12 Gezeitensturm minus elf

Darya Lang hatte den furchtbaren Verdacht, ihr halbes Leben vergeudet zu haben. Zu Hause, auf Wachposten-Tor, hatte sie ihrer Familie geglaubt, als diese ihr erzählt hatte, sie lebe auf dem bestmöglichen Ort im ganzen Universum. »Wachposten-Tor, nur einen halben Schritt vom Paradies entfernt«, so hieß das Sprichwort. Und mit ihren Forschungseinrichtungen und ihrem Kommunikationsnetzwerk hatte sie auch nie die Notwendigkeit gesehen, auf Reisen zu gehen.
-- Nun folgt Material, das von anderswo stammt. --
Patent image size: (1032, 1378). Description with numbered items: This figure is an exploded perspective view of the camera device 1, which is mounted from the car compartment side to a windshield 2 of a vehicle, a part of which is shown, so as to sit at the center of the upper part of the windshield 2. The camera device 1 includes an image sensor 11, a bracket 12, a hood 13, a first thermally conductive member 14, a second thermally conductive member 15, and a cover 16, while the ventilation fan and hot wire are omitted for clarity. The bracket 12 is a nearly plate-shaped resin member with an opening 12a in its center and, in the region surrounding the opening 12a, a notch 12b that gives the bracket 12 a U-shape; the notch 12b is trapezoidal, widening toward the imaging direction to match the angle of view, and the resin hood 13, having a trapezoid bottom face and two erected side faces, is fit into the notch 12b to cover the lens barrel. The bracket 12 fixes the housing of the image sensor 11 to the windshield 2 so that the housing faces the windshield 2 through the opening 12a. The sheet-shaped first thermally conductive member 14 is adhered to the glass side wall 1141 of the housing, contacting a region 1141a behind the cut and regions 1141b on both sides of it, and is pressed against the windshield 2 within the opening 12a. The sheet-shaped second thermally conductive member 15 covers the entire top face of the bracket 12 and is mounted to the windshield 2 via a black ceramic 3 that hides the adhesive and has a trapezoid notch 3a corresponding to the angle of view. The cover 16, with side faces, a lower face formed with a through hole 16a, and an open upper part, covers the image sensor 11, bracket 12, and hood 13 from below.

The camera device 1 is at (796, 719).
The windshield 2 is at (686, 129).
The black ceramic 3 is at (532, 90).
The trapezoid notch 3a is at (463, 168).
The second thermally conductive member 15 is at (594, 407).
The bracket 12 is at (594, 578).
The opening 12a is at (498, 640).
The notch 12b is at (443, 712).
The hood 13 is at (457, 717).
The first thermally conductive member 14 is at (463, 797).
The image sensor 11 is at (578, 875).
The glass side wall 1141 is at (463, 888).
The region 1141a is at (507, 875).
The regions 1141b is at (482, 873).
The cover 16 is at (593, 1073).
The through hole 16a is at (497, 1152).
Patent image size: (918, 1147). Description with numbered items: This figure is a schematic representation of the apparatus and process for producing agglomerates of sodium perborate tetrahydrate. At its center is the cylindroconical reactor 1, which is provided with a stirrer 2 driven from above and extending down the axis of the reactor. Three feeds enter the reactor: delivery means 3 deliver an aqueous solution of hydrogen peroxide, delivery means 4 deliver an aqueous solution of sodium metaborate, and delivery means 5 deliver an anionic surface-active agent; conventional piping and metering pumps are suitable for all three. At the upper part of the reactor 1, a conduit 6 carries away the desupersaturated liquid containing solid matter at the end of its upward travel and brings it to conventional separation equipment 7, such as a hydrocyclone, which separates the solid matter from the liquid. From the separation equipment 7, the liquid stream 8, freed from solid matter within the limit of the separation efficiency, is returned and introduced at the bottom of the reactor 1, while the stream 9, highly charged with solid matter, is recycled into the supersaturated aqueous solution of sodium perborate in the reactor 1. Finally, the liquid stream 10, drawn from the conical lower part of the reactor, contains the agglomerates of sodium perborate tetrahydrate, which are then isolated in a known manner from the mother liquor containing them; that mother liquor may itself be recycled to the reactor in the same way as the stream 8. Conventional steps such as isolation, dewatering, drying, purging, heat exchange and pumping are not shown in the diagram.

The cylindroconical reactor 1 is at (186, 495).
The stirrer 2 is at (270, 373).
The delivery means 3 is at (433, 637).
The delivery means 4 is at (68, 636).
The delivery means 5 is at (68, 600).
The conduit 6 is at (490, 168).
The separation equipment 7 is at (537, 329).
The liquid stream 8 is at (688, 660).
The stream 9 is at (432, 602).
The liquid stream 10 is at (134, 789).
Doch zuerst Opal, und nun Erdstoß hatten sie eines Besseren belehrt. Sie genoss diese Andersartigkeit der neu gesammelten Erfahrungen, ihren Kontakt mit einer Welt, in der alles sonderbar und aufregend war. Von dem Augenblick an, da sie aus der Kapsel hinausgeklettert und auf die trockene, staubige Oberfläche von Erdstoß getreten war, hatte sie das Gefühl, alle ihre Sinne hätten ihre Leistungsfähigkeit um den Faktor hundert gesteigert.

Zuerst merkte sie das an ihrer Nase. Die Luft von Erdstoß war von einem kräftigen Gemisch der verschiedensten Düfte geschwängert. Zweifellos auch Blumenduft, doch es waren keine dieser saftig-üppigen Extravaganzen, die ganz Wachposten-Tor stets einhüllten. Darya musste sie geradezu aufspüren — und da waren sie, keine fünf Schritte von ihr entfernt, winzige Blumen mit glockenförmigen Blüten, fliederfarben, lavendelfarben, die aus einer dichten, graugrünen Decke harten Stechginsters hervorragten. Die Pflanzen klammerten sich an die Seitenwand einer lang gestreckten, schmalen Felsspalte, zu schmal, als dass man sie ›Tal‹ hätte nennen können. Ihre winzigen Blüten verströmten einen schweren Duft, viel stärker, als man bei ihrer Größe erwartet hätte. Es war, als könnten sie gar nicht mehr erwarten, dass es von der Blüte endlich zur Befruchtung und zur Ausbildung neuer Samen käme.

Und vielleicht können die Pflanzen genau das ja wirklich nicht mehr, dachte Darya. Denn überlagert wurde dieser schwere, zu Kopf steigende Duft von einem bedrohlichen, düsteren Geschmack nach Vulkanen in der Luft: der Atem von Erdstoß, der sich immer weiter dem Gezeitensturm näherte. Darya blieb reglos stehen, atmete tief durch und wusste, dass sie sich bis an ihr Lebensende an dieses Duftgemisch würde erinnern können.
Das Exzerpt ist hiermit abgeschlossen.